Persistent and emerging security challenges are explored through the multiple viewpoints and areas of expertise represented in GCSP conference proceedings and by speaker presentations.
The Papers offer innovative analyses, case studies and policy prescriptions, with their critiques, to encourage on-going discussion both within international Geneva and the wider global community.
There have been considerable developments in security-policy thinking since the end of the Cold War, and a complex set of transnational threats and challenges necessitates new security policies and strategies. Not only the attacks of 11 September 2001, but also the dark side of globalisation such as climate change, the global spread of dangerous technologies and international organised crime have changed the security perspective and policy procedures in recent years. Consequently, new national-security strategies, white papers and security-policy documents have been drafted in order to take into account the changing security landscape.
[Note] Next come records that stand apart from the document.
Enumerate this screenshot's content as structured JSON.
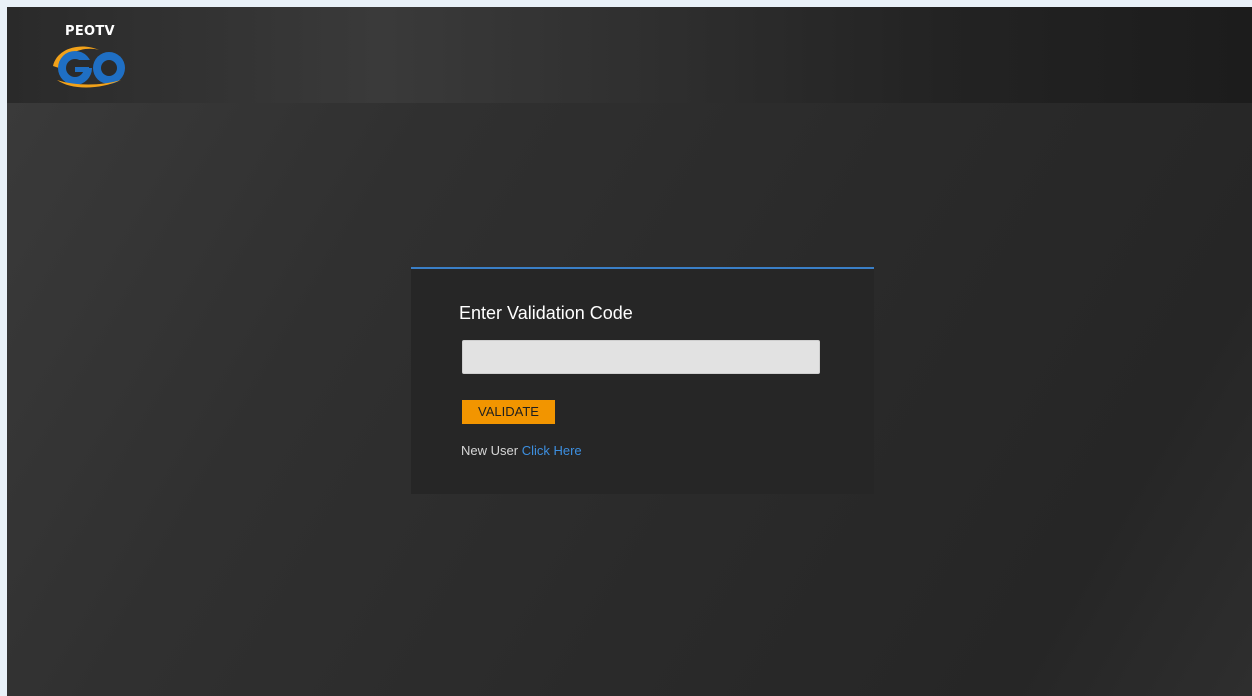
{
  "header": {
    "logo_text": "PEOTV",
    "logo_mark": "GO"
  },
  "validation": {
    "title": "Enter Validation Code",
    "input_value": "",
    "input_placeholder": "",
    "validate_label": "VALIDATE",
    "new_user_text": "New User",
    "click_here_label": "Click Here"
  },
  "colors": {
    "accent_blue": "#3a7fc7",
    "button_orange": "#f29500",
    "link_blue": "#3d8fe0"
  }
}
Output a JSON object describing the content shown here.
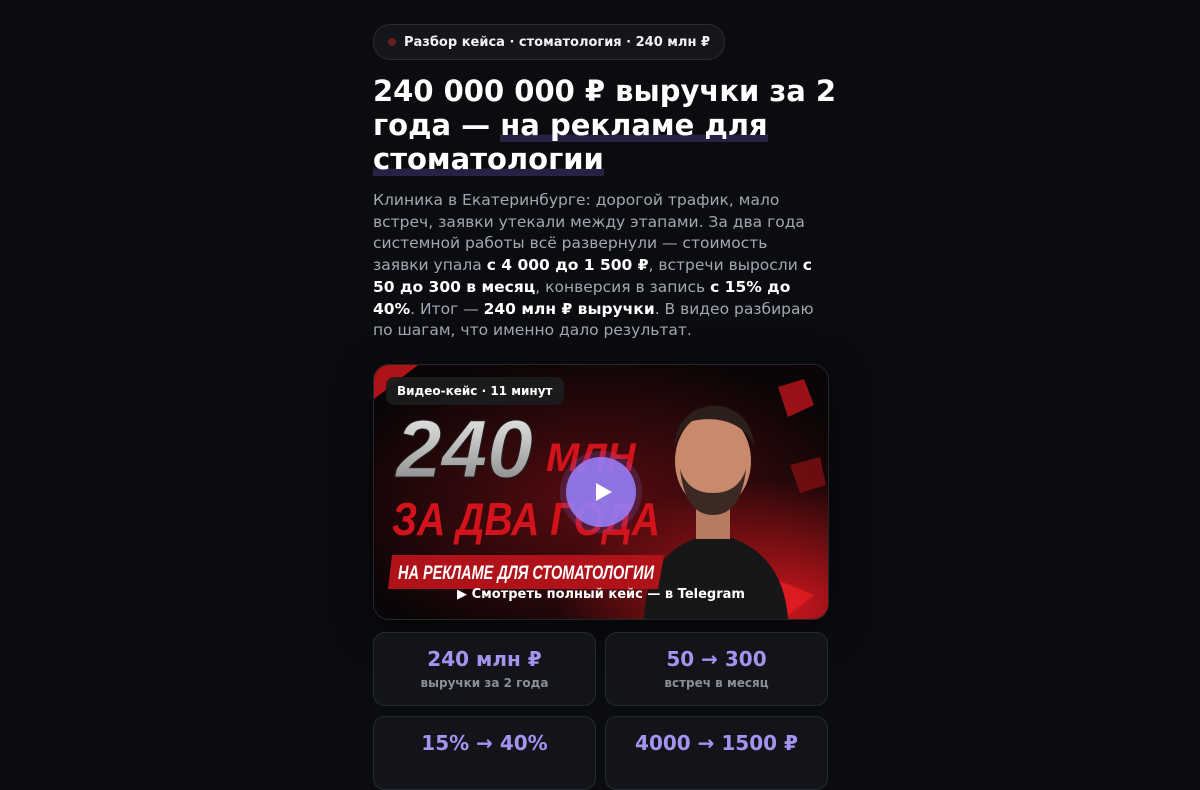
{
  "badge": {
    "text": "Разбор кейса · стоматология · 240 млн ₽"
  },
  "headline": {
    "part1": "240 000 000 ₽ выручки за 2 года — ",
    "highlight": "на рекламе для стоматологии"
  },
  "lead": {
    "t1": "Клиника в Екатеринбурге: дорогой трафик, мало встреч, заявки утекали между этапами. За два года системной работы всё развернули — стоимость заявки упала ",
    "b1": "с 4 000 до 1 500 ₽",
    "t2": ", встречи выросли ",
    "b2": "с 50 до 300 в месяц",
    "t3": ", конверсия в запись ",
    "b3": "с 15% до 40%",
    "t4": ". Итог — ",
    "b4": "240 млн ₽ выручки",
    "t5": ". В видео разбираю по шагам, что именно дало результат."
  },
  "video": {
    "badge": "Видео-кейс · 11 минут",
    "thumb_big": "240",
    "thumb_mln": "МЛН",
    "thumb_line2": "ЗА ДВА ГОДА",
    "thumb_banner": "НА РЕКЛАМЕ ДЛЯ СТОМАТОЛОГИИ",
    "link": "▶ Смотреть полный кейс — в Telegram",
    "icon": "play-icon"
  },
  "stats": [
    {
      "value": "240 млн ₽",
      "label": "выручки за 2 года"
    },
    {
      "value": "50 → 300",
      "label": "встреч в месяц"
    },
    {
      "value": "15% → 40%",
      "label": ""
    },
    {
      "value": "4000 → 1500 ₽",
      "label": ""
    }
  ],
  "colors": {
    "accent": "#a593f0",
    "background": "#0b0c10",
    "thumb_red": "#d3131b"
  }
}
On 6 April 2009, the Geneva Centre for Security Policy (GCSP) welcomed a group of leading security experts for a seminar entitled “Security Strategies Today: Trends and Perspectives”. The goal of the seminar was to provide a forum for experts from different European states, major international powers and regional and international organisations to take stock of current security polices in the European region and beyond. The participants had an opportunity to assess the direction of security-policy thinking by analysing a number of key security-policy documents such as national-security strategies, defence concepts and white papers, among others. Assumptions regarding future threats were considered, as were a variety of drafting processes and methodologies.
More than 30 participants attended the seminar, including representatives of the Defence Ministries of Finland, Germany and Sweden, as well as representatives of the United Nations (UN), the European Union (EU) and the North Atlantic Treaty Organization (NATO). In addition to faculty members from the GCSP, regional and international experts from a range of academic and policy institutions participated, including speakers from PricewaterhouseCoopers, the International Affairs Institute (Rome), the Institute for International Strategic Studies (Beijing), the Royal Institute of International Relations (Brussels) and the Foundation for Strategic Studies (Paris).
During the seminar, a wide range of views were expressed on the process of formulating strategy, with both states and regional organisations represented. The main areas of focus were the realities of building consensus at the different levels of governance, the methodologies that states have used to produce their strategic documents, and an examination of the motivations and uses of these documents in a globalised security environment. This Geneva Paper provides a synthesis of the ideas presented at the seminar in an attempt to outline a set of best practices that will be of use to other experts within the strategic community.